Wednesday, August 11, 2010
The last Thursday and Friday in July, just before departing for Montana, I attended the Legacy Discipleship Conference here in Chicago! I have been to every one thus far, and I have to say that this year's was the best. The workshops I went to were so meaty and the main sessions were challenging! I will be doing some additional blogs on the content that I am still chewing on from the workshops.
Thabiti Anyabwile did a great review of the conference on his blog. Much of what he said resonated with me!
Saturday, August 07, 2010
In Sho Baraka's song, "Kobe Bryant On Em" he has a line that says, "When life throws you curve balls like Nolan Ryan on em, don't give up in the field...Detroit Lions on em!" During the months of May and June, I feel like I got thrown a curve ball. Honestly, it felt like a bad dream that I wished would end. What made this "curve ball" particularly challenging was that there was nothing I could to to change things. I cried, I cried out to God, I sought counsel. My circumstances didn't change, but in and through it God has been changing me.

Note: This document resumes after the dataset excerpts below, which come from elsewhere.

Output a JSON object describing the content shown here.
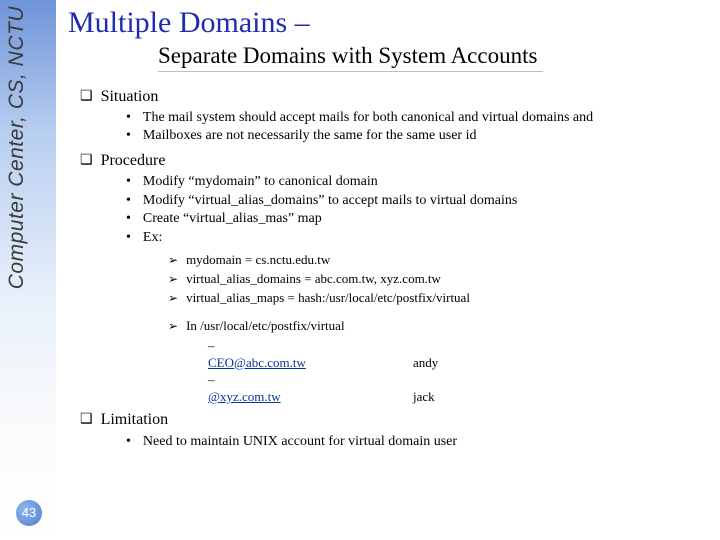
{
  "sidebar_text": "Computer Center, CS, NCTU",
  "page_number": "43",
  "title": "Multiple Domains –",
  "subtitle": "Separate Domains with System Accounts",
  "sections": {
    "situation": {
      "heading": "Situation",
      "items": [
        "The mail system should accept mails for both canonical and virtual domains and",
        "Mailboxes are not necessarily the same for the same user id"
      ]
    },
    "procedure": {
      "heading": "Procedure",
      "items": [
        "Modify “mydomain” to canonical domain",
        "Modify “virtual_alias_domains” to accept mails to virtual domains",
        "Create “virtual_alias_mas” map",
        "Ex:"
      ],
      "examples_top": [
        "mydomain = cs.nctu.edu.tw",
        "virtual_alias_domains = abc.com.tw, xyz.com.tw",
        "virtual_alias_maps = hash:/usr/local/etc/postfix/virtual"
      ],
      "example_in_header": "In /usr/local/etc/postfix/virtual",
      "mappings": [
        {
          "email": "CEO@abc.com.tw",
          "user": "andy"
        },
        {
          "email": "@xyz.com.tw",
          "user": "jack"
        }
      ]
    },
    "limitation": {
      "heading": "Limitation",
      "items": [
        "Need to maintain UNIX account for virtual domain user"
      ]
    }
  }
}
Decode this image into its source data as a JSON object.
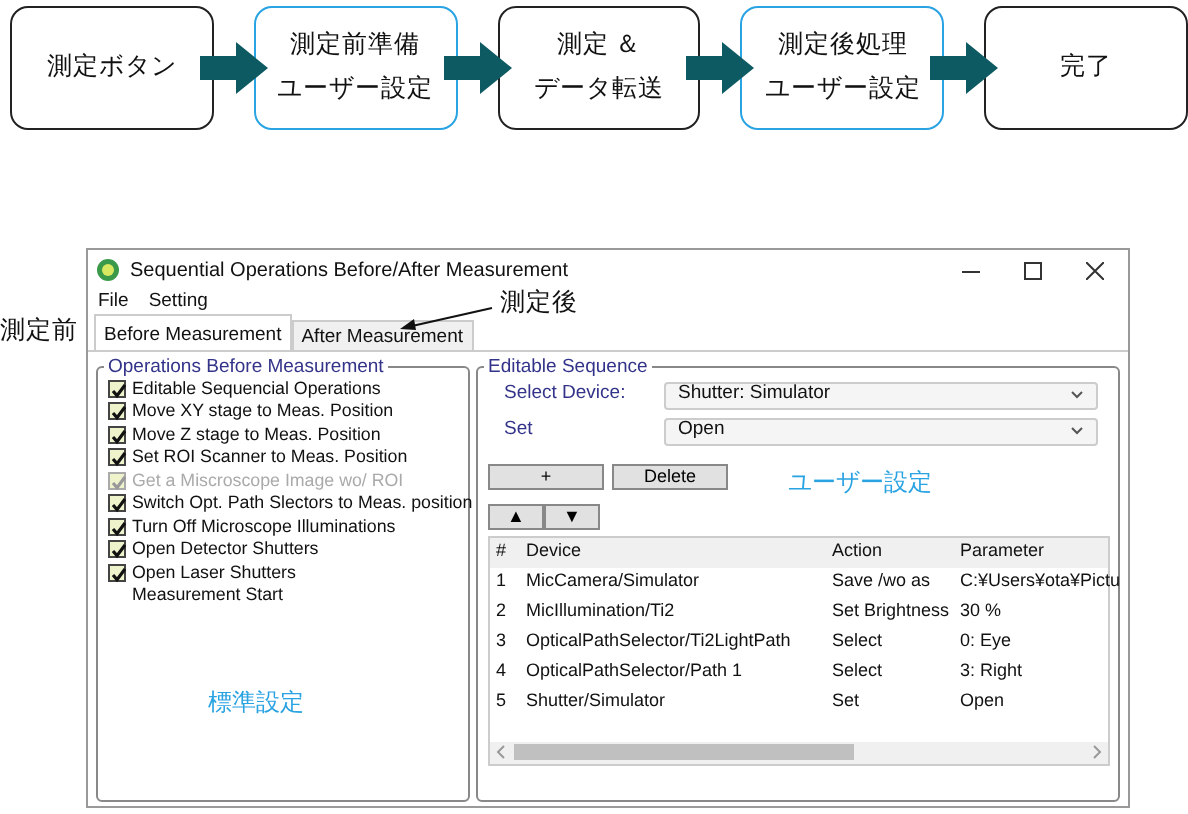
{
  "flow": [
    {
      "lines": [
        "測定ボタン"
      ],
      "highlighted": false
    },
    {
      "lines": [
        "測定前準備",
        "ユーザー設定"
      ],
      "highlighted": true
    },
    {
      "lines": [
        "測定 ＆",
        "データ転送"
      ],
      "highlighted": false
    },
    {
      "lines": [
        "測定後処理",
        "ユーザー設定"
      ],
      "highlighted": true
    },
    {
      "lines": [
        "完了"
      ],
      "highlighted": false
    }
  ],
  "annotations": {
    "before_tab": "測定前",
    "after_tab": "測定後",
    "standard": "標準設定",
    "user": "ユーザー設定"
  },
  "window": {
    "title": "Sequential Operations Before/After Measurement",
    "menu": [
      "File",
      "Setting"
    ],
    "tabs": [
      {
        "label": "Before Measurement",
        "selected": true
      },
      {
        "label": "After Measurement",
        "selected": false
      }
    ],
    "left_group": {
      "title": "Operations Before Measurement",
      "items": [
        {
          "kind": "checkbox",
          "label": "Editable Sequencial Operations",
          "checked": true,
          "disabled": false
        },
        {
          "kind": "checkbox",
          "label": "Move XY stage to Meas. Position",
          "checked": true,
          "disabled": false
        },
        {
          "kind": "checkbox",
          "label": "Move Z stage to Meas. Position",
          "checked": true,
          "disabled": false
        },
        {
          "kind": "checkbox",
          "label": "Set ROI Scanner to Meas. Position",
          "checked": true,
          "disabled": false
        },
        {
          "kind": "checkbox",
          "label": "Get a Miscroscope Image wo/ ROI",
          "checked": true,
          "disabled": true
        },
        {
          "kind": "checkbox",
          "label": "Switch Opt. Path Slectors to Meas. position",
          "checked": true,
          "disabled": false
        },
        {
          "kind": "checkbox",
          "label": "Turn  Off Microscope Illuminations",
          "checked": true,
          "disabled": false
        },
        {
          "kind": "checkbox",
          "label": "Open Detector Shutters",
          "checked": true,
          "disabled": false
        },
        {
          "kind": "checkbox",
          "label": "Open Laser Shutters",
          "checked": true,
          "disabled": false
        },
        {
          "kind": "label",
          "label": "Measurement Start"
        }
      ]
    },
    "right_group": {
      "title": "Editable Sequence",
      "fields": [
        {
          "label": "Select Device:",
          "value": "Shutter: Simulator"
        },
        {
          "label": "Set",
          "value": "Open"
        }
      ],
      "buttons": [
        "+",
        "Delete"
      ],
      "move_buttons": [
        "▲",
        "▼"
      ],
      "table": {
        "columns": [
          "#",
          "Device",
          "Action",
          "Parameter"
        ],
        "rows": [
          [
            "1",
            "MicCamera/Simulator",
            "Save  /wo as",
            "C:¥Users¥ota¥Pictu"
          ],
          [
            "2",
            "MicIllumination/Ti2",
            "Set Brightness",
            "30 %"
          ],
          [
            "3",
            "OpticalPathSelector/Ti2LightPath",
            "Select",
            "0: Eye"
          ],
          [
            "4",
            "OpticalPathSelector/Path 1",
            "Select",
            "3: Right"
          ],
          [
            "5",
            "Shutter/Simulator",
            "Set",
            "Open"
          ]
        ]
      }
    }
  }
}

It is now August, and in some ways I am still struggling. However, in the midst of this I have experienced God's grace, faithfulness, and love in powerful ways. It is always amazing how during painful circumstances/seasons, there is an intimacy with Christ that is stronger than that of sunny days. He is chiseling me and challenging me in different ways. He seems to be asking me two questions: Do you trust me? and Do you love me?
I recently came across some verses in the book of Joshua where he exhorts the Israelites to "cling" to the LORD (Joshua 22:5, 23:8). I love the imagery of "clinging" to the LORD as my Father, my Rock, my Refuge, the one in whom I put my trust. The word cling means to adhere to, to follow close, to pursue hard. The Israelites were still struggling with the uncertainty of the future, despite the promises God had given them. They needed to hear Joshua's words of "cling to Him." As I wrestle with concerns of "the future" I need those same words - cling to the LORD. By God's grace I want to learn how to cling to Him a day at a time, and to cultivate a "crazy love" relationship with Jesus, where He is my first love.